Remember, perspective is everything, and America's schools teach too little history for perspective to be clear, especially in the young American mind.
The Cold war lasted from about 1947 at least until the Berlin Wall came down in 1989. Forty-two years. Europe spent the first half of the 19th century fighting Napoleon, and from 1870 to 1945 fighting Germany.
World War II began in 1928, lasted 17 years, plus a ten year occupation, and the US still has troops in Germany and Japan. World War II resulted in the death of more than 50 million people, maybe more than 100 million people, depending on which estimates you accept.
The US has taken a little more than 2,000 KIA in Iraq. The US took more than 4,000 Killed in action on the morning of June 6, 1944, the first day of the Normandy Invasion to rid Europe of Nazi Imperialism. In WWII the US averaged 2,000 KIA a week for four years.
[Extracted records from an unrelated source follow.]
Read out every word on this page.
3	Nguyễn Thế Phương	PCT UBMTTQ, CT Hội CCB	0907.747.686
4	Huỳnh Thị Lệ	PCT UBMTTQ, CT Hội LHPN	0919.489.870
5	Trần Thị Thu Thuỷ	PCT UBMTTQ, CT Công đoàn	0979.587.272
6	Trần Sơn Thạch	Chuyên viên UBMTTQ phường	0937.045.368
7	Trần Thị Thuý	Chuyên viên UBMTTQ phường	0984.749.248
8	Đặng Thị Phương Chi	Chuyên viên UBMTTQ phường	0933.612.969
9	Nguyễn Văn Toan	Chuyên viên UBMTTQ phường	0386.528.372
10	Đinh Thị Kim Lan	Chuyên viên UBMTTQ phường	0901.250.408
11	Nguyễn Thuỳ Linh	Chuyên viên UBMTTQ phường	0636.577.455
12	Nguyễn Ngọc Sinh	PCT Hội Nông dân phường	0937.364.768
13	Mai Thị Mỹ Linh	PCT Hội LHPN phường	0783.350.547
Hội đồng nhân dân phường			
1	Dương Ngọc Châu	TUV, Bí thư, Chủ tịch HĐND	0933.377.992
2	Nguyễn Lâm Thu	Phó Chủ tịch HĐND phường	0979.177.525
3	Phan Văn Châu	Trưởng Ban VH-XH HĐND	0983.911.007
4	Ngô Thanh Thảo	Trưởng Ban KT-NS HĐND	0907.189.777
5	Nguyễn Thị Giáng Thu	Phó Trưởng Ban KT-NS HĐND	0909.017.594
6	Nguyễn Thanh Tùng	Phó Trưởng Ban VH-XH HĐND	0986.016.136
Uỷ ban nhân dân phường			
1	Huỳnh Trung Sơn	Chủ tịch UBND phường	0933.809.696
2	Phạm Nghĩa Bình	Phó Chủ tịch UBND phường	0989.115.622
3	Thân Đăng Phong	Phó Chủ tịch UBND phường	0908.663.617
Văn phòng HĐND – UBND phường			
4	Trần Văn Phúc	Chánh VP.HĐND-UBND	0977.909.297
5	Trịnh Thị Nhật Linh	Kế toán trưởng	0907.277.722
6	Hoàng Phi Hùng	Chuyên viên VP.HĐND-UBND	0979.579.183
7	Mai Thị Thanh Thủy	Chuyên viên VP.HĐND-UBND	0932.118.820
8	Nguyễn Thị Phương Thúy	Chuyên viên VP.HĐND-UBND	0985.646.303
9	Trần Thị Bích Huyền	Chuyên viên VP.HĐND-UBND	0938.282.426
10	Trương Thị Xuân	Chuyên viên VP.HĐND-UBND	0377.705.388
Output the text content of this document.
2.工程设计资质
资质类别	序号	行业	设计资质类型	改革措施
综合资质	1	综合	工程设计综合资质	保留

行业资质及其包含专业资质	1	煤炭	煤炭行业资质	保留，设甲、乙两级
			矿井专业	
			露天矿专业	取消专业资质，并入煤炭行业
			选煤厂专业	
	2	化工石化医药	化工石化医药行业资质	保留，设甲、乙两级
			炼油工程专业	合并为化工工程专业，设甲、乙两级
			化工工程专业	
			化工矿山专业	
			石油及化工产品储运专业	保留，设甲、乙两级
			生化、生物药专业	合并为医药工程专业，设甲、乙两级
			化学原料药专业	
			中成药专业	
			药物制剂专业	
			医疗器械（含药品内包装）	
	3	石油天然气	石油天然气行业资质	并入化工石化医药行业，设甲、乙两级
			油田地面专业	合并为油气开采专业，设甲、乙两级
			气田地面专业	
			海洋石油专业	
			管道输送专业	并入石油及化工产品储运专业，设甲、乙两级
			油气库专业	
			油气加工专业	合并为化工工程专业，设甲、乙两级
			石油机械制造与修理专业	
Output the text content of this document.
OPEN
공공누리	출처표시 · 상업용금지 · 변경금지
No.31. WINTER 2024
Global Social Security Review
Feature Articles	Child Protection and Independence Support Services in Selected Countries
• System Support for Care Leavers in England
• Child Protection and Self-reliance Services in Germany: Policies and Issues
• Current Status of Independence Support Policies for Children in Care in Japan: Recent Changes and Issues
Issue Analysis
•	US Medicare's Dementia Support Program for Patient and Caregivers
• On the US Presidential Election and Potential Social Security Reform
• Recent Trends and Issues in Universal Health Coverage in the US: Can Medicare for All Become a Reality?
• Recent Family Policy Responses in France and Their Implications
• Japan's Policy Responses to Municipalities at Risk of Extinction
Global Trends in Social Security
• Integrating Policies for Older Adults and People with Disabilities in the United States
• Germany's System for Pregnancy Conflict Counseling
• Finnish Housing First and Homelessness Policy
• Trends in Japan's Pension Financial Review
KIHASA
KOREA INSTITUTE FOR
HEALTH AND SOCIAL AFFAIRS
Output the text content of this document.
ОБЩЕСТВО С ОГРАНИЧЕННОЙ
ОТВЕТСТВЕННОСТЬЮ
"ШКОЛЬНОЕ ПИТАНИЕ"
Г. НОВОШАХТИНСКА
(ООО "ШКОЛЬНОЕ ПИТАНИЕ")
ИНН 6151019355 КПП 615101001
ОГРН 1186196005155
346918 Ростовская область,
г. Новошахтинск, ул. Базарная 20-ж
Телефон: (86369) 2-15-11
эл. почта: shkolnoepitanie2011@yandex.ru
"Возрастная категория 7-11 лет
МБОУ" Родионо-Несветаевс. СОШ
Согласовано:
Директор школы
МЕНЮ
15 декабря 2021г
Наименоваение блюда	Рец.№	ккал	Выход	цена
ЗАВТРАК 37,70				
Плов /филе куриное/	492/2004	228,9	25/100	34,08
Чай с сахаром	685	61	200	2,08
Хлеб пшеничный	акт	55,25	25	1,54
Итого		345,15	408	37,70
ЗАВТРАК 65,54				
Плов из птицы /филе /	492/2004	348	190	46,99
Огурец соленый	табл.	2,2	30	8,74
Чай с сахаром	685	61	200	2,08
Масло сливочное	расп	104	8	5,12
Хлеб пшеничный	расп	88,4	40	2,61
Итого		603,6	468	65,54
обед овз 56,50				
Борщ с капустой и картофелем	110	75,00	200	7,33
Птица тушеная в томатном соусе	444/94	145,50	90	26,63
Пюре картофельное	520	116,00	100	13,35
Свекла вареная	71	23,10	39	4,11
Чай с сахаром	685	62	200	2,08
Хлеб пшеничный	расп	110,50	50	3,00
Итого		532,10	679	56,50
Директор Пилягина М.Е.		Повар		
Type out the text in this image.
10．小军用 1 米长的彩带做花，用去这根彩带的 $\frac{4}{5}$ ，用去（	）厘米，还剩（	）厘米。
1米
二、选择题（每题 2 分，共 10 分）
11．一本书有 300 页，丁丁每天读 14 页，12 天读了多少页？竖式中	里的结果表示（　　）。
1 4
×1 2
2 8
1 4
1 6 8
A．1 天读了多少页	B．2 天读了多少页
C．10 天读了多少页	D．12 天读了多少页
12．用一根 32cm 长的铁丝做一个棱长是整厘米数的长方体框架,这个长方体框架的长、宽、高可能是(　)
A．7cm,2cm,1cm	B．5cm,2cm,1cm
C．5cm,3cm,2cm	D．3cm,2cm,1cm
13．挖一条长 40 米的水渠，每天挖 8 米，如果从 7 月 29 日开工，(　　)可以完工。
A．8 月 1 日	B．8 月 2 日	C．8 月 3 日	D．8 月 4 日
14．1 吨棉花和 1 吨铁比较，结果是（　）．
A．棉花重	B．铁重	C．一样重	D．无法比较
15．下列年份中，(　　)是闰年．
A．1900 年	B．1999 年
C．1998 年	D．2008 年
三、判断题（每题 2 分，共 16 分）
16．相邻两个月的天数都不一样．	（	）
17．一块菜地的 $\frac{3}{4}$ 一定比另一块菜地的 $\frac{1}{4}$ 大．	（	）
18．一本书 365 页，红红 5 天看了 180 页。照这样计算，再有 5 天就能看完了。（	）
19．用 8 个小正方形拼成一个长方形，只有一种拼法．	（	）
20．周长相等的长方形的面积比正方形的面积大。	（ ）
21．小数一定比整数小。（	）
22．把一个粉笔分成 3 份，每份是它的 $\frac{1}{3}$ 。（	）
The stakes are at least as high . . . a world dominated by representative governments with civil rights, human rights, and personal freedoms . or a world dominated by a radical Islamic Wahhabi movement, by the Jihad, under the Mullahs and the Sharia (Islamic law).
I do not understand why the American Left does not grasp this. They favor human rights, civil rights, liberty and freedom, but evidently not for Iraqis. 300,000 Iraqi bodies in mass graves in Iraq are not our problem?
The US population is about twelve times that of Iraq, so let's multiply 300,000 by twelve. What would you think if there were 3.6 million American bodies in mass graves in America? Would you hope for another country to help liberate America?
"Peace Activists" always seem to demonstrate where it's safe, in America. Why don't we see Peace Activist demonstrating in Iran, Syria, Iraq, Sudan, North Korea, in the places in the world that really need peace activism the most?
The liberal mentality is supposed to favor human rights, civil rights, democracy, multiculturalism, diversity, etc. Wherever the Jihad wins, it is the end of civil rights, human rights, democracy, multiculturalism, diversity, etc. Americans who oppose the liberation of Iraq are coming down on the side of their own worst enemy.
If the Jihad wins, it is the death of Liberalism. Everywhere the Jihad wins, it is the death of Liberalism.